3. Telemedicine and remote patient monitoring: Technology allows for continuous monitoring of patients outside traditional healthcare settings, particularly beneficial for chronic disease management. It also facilitates telehealth visits, ensuring timely care delivery without geographical constraints. This results in reduced hospital readmissions, improved patient compliance, and increased patient satisfaction.
4. Streamlined administrative workflows: Automating administrative tasks such as patient scheduling, billing, coding, and patient intake can save significant time and reduce human errors. Digital solutions can enhance the efficiency of these processes, improving staff productivity and patient experiences, and allowing more resources to be focused on direct patient care.
5. Patient engagement tools: Patient portals, digitized patient intake, automated surveys that capture, analyze, and act upon PROs, and secure messaging help patients engage in their care. These tools provide access to health records, appointment scheduling, prescription refills, and educational resources, promoting patient self-management, which is critical for successful value-based care.
Conclusion
In conclusion, the transition from volume-based to value-based care is a complex journey, fraught with multiple challenges.
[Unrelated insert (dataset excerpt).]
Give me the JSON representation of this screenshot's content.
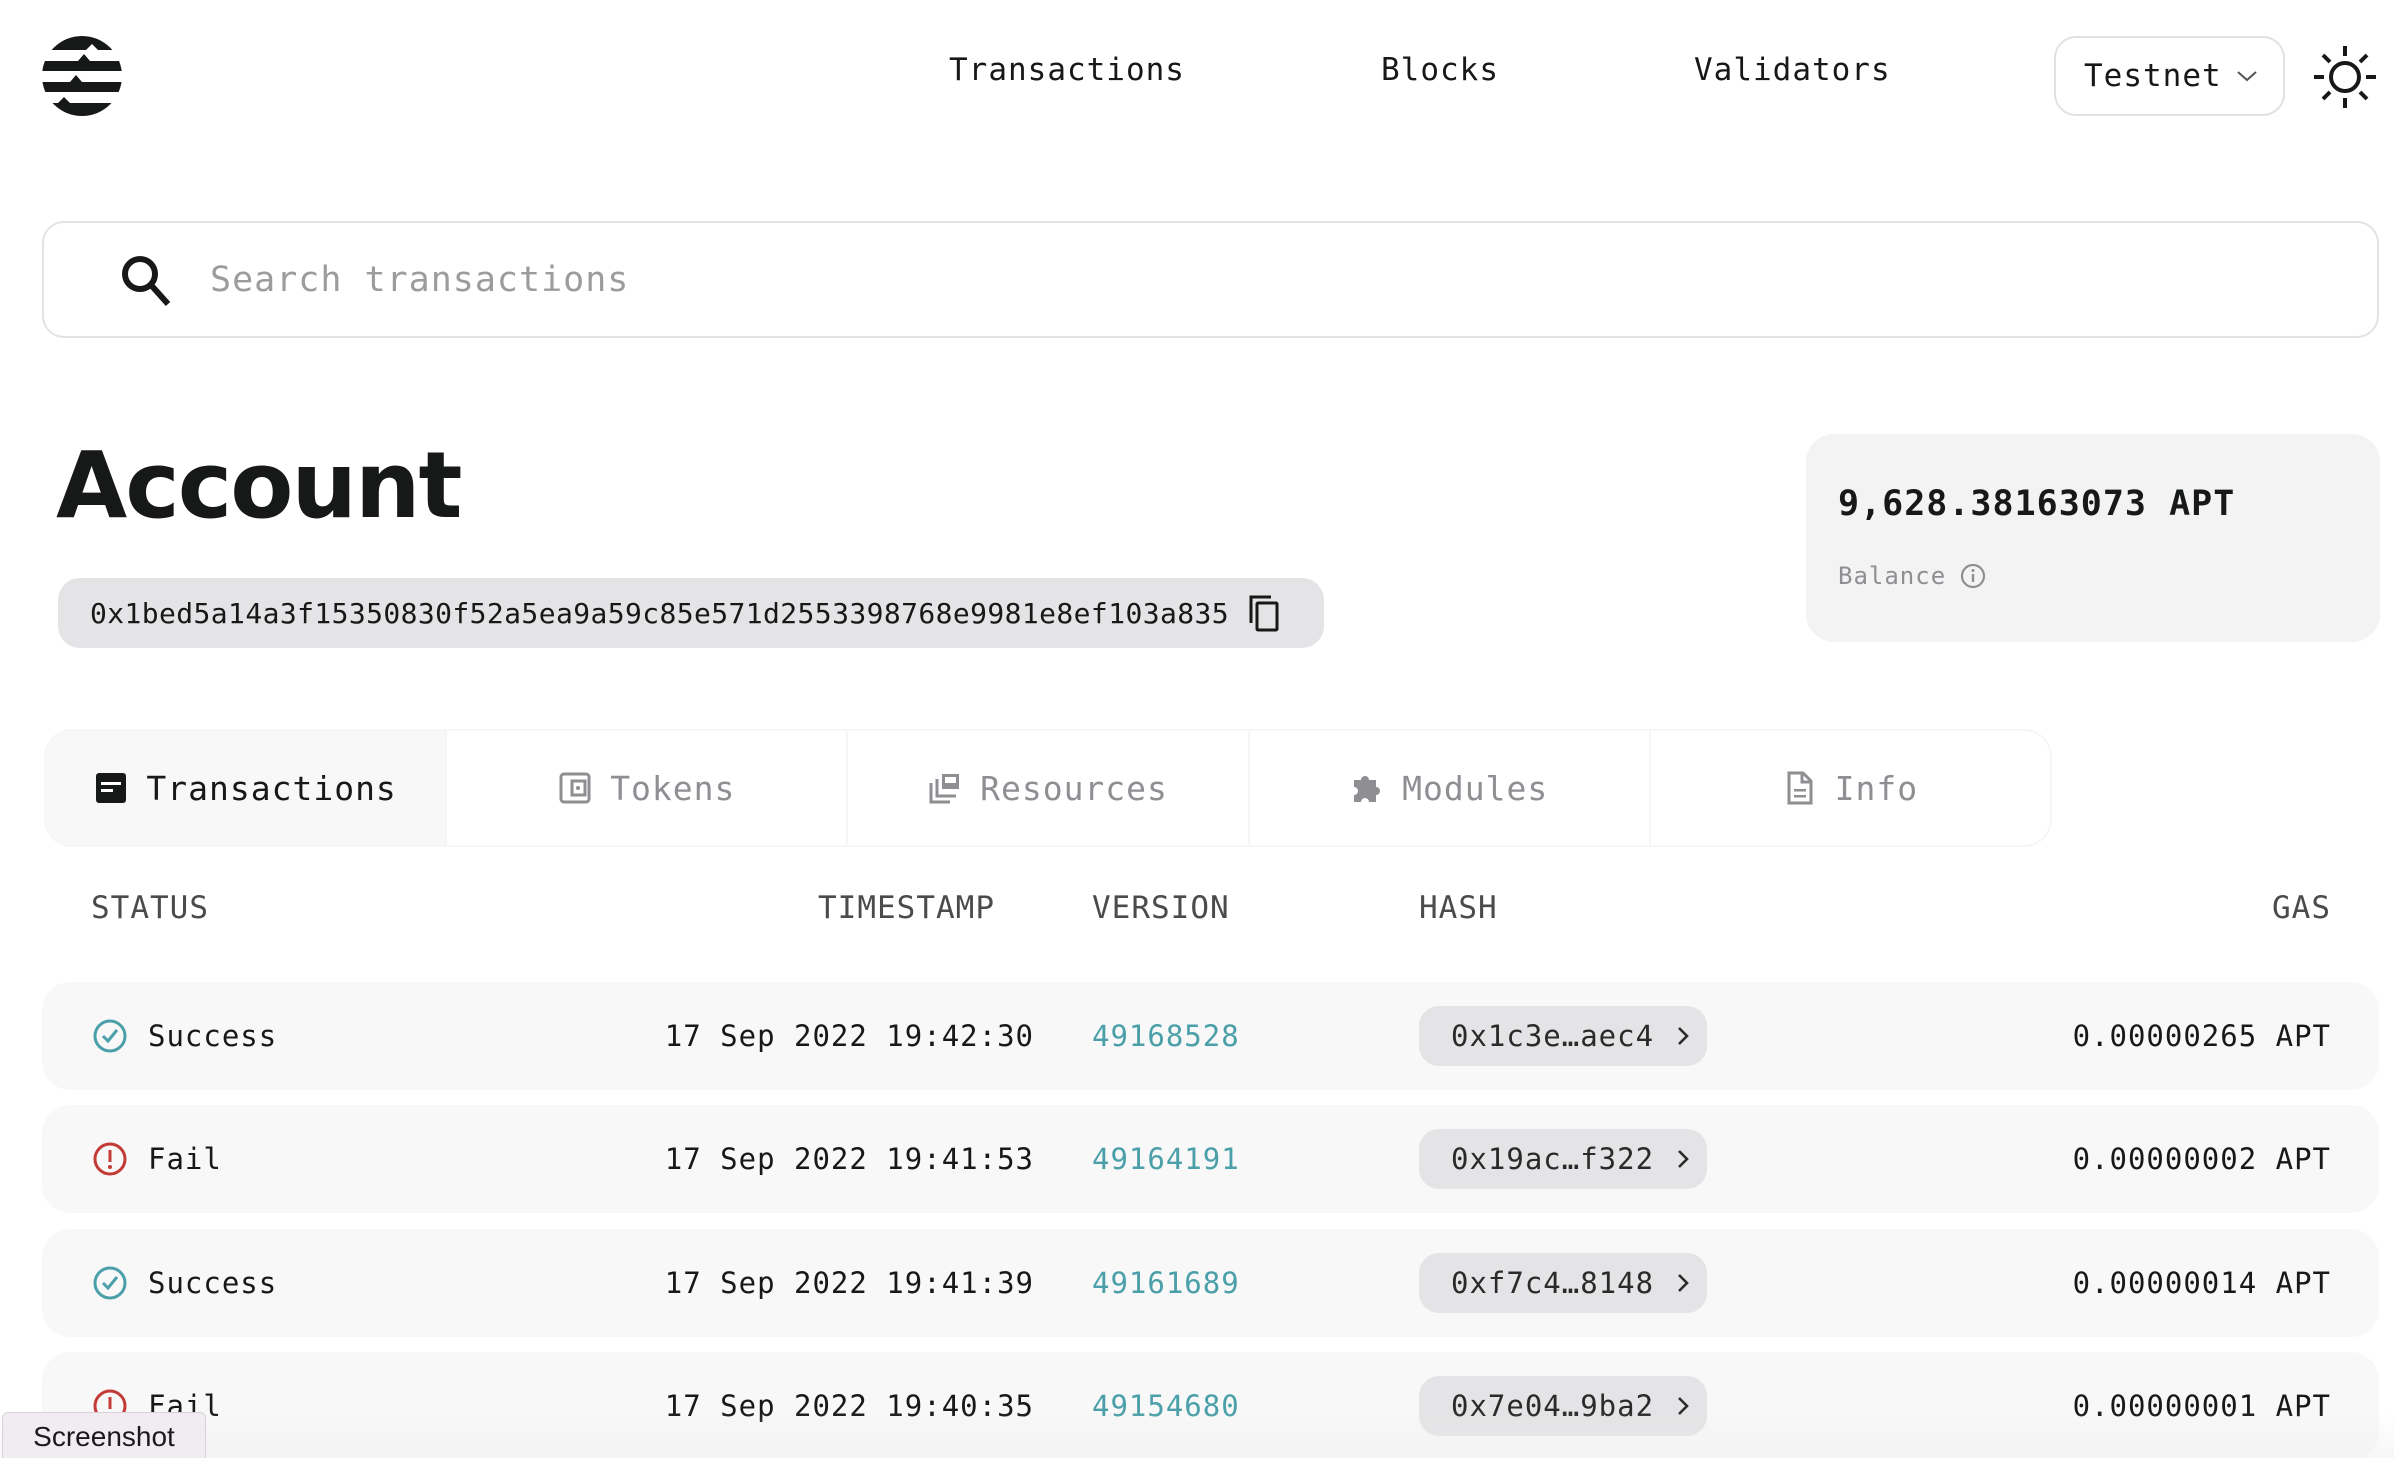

However, with strategic planning, collaboration, technological investment, and a patient-centric mindset, these obstacles in the value-based care landscape can be overcome and produce improved outcomes for patients.
Ensuring interoperability, streamlining practice workflows, securing staff buy-in, providing holistic care, harnessing technology for remote monitoring, managing financial risks, and focusing on care rather than costs are vital elements to be considered.
Amid the challenges, the ultimate goal remains - delivering high-quality, coordinated, and cost-effective care to improve patient outcomes. By leveraging data, embracing innovation, reducing administrative burdens, and cultivating a culture of continuous learning and adaptation, healthcare organizations can thrive within value-based care models and elevate the standard of healthcare delivery. It's a transformative journey that holds the promise of a more sustainable, efficient, and patient-centered healthcare system, a shift that ultimately benefits both the providers and the patients they serve.